Level One
You land in a place you’ve never been before. The air smells wrong, or maybe it smells better. You can’t tell yet. Your bag’s heavier than you thought. Your phone’s at 9%. You don’t know the language. You don’t know the streets. You don’t know where the hell the bus stop is.
Nobody here knows you. Nobody cares.
This is Level One. No saves. No cheat codes. Just you, standing there, deciding whether to take the first step or freeze. And here’s the truth, you’re supposed to feel lost. That’s the point.
It’s a weird thing, walking away from the you that’s been living your life up until now. Like peeling off a skin that doesn’t fit anymore. You leave it in a heap behind you and walk out into the world wearing nothing but your newness. First time you do it, it’s a rush. Like your first tattoo. And just like tattoos, one’s never enough.
You learn quick: you can’t really step into a new place unless you’re ready to burn the map and start from zero. Everything you knew back home? Worthless here.
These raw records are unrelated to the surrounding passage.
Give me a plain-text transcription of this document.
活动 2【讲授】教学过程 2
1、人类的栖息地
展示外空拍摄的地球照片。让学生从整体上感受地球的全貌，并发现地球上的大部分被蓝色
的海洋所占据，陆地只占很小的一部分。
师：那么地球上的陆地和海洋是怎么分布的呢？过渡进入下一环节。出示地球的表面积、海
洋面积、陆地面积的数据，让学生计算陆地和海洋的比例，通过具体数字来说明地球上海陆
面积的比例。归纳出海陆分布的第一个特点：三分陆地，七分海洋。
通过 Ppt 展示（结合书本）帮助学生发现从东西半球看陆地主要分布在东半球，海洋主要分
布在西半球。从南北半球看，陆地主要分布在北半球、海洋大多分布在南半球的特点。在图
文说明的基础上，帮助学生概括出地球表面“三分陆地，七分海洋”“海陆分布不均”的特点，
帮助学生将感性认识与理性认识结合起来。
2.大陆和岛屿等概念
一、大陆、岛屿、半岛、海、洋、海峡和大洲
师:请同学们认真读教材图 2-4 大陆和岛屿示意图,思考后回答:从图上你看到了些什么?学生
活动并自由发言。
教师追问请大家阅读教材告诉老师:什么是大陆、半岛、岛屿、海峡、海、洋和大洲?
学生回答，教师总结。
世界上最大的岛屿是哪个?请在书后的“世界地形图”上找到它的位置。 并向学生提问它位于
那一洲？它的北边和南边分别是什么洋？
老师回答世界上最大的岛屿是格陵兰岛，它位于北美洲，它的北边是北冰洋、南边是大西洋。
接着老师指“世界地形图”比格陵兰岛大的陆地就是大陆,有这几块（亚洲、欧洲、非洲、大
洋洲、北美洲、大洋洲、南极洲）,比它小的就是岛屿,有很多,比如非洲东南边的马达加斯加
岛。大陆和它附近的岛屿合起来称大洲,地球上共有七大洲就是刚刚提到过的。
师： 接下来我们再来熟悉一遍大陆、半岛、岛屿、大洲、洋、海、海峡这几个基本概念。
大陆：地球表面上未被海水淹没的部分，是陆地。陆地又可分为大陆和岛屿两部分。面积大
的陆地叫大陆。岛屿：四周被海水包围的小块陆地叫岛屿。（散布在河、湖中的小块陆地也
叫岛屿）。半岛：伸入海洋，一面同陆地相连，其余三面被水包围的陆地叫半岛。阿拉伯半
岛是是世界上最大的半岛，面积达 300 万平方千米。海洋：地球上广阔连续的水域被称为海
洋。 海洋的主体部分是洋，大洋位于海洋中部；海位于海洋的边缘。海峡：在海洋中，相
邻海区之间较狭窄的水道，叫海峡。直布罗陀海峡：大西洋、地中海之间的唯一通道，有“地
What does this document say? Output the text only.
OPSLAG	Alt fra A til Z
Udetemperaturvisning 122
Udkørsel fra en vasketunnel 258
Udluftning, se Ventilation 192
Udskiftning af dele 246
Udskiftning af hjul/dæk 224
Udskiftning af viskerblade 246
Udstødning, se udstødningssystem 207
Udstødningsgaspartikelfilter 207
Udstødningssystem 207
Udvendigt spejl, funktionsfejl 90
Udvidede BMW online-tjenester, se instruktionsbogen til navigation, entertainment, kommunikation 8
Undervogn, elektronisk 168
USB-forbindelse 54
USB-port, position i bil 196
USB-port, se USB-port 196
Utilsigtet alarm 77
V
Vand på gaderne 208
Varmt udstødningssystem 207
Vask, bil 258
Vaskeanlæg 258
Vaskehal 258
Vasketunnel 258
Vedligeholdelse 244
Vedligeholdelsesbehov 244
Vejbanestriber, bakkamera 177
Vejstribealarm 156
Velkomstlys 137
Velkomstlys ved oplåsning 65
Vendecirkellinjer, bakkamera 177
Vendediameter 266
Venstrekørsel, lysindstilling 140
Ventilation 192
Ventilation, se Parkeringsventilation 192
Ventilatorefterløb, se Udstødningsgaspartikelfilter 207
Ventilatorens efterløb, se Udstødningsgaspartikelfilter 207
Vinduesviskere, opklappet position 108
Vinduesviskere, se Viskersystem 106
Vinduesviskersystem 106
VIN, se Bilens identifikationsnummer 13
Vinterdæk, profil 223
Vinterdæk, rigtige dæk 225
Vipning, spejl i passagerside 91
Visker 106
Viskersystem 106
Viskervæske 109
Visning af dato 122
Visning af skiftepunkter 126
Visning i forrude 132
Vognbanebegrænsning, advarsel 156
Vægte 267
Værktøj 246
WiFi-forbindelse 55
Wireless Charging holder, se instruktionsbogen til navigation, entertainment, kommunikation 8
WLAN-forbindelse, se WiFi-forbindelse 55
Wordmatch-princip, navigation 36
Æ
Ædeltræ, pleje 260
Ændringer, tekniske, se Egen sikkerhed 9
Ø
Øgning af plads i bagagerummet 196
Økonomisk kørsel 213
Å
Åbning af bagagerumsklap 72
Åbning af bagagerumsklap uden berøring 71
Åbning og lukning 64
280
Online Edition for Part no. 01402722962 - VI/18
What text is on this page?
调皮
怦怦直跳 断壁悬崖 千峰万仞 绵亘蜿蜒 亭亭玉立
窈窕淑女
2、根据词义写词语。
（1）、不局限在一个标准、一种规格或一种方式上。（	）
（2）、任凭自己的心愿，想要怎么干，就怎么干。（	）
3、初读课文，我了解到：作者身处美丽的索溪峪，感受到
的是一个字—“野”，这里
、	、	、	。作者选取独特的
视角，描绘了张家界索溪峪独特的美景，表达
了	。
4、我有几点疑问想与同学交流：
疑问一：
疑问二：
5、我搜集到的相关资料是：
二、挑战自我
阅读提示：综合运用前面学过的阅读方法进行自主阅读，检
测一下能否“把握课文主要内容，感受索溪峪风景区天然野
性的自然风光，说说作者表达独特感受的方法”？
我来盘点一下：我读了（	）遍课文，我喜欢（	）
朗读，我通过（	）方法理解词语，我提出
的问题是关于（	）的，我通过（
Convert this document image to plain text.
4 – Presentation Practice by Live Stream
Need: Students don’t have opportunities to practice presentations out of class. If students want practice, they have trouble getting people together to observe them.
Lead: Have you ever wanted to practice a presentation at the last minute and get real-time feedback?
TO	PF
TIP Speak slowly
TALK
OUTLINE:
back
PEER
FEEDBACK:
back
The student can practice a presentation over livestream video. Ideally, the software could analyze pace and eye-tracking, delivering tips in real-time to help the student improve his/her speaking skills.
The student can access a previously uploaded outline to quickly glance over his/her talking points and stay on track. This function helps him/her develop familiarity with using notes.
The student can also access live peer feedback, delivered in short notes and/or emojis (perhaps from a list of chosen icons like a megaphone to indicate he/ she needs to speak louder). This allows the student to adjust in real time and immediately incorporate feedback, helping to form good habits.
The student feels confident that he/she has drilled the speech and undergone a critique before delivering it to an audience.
Your clever shortcuts, your go-to bars, your Sunday routines, they don’t translate. Most people hate that. They clutch at what’s familiar like it’s a life raft. Me? I think it’s the point.
There’s that line, something about how if you don’t read, you only live one life, but if you do, you live a hundred. And Gandalf, the old bastard, nailed it: the world’s not in your books and maps. It’s out there. Those two together? That’s gospel.
Every border is a clean slate. A bed you’ve never slept in, air that smells like something you can’t name yet, a language that makes you feel like a child when you try to speak it. You get to decide who you are all over again. Nobody knows your story here. No one cares.
So tell me, what’s going to stop you?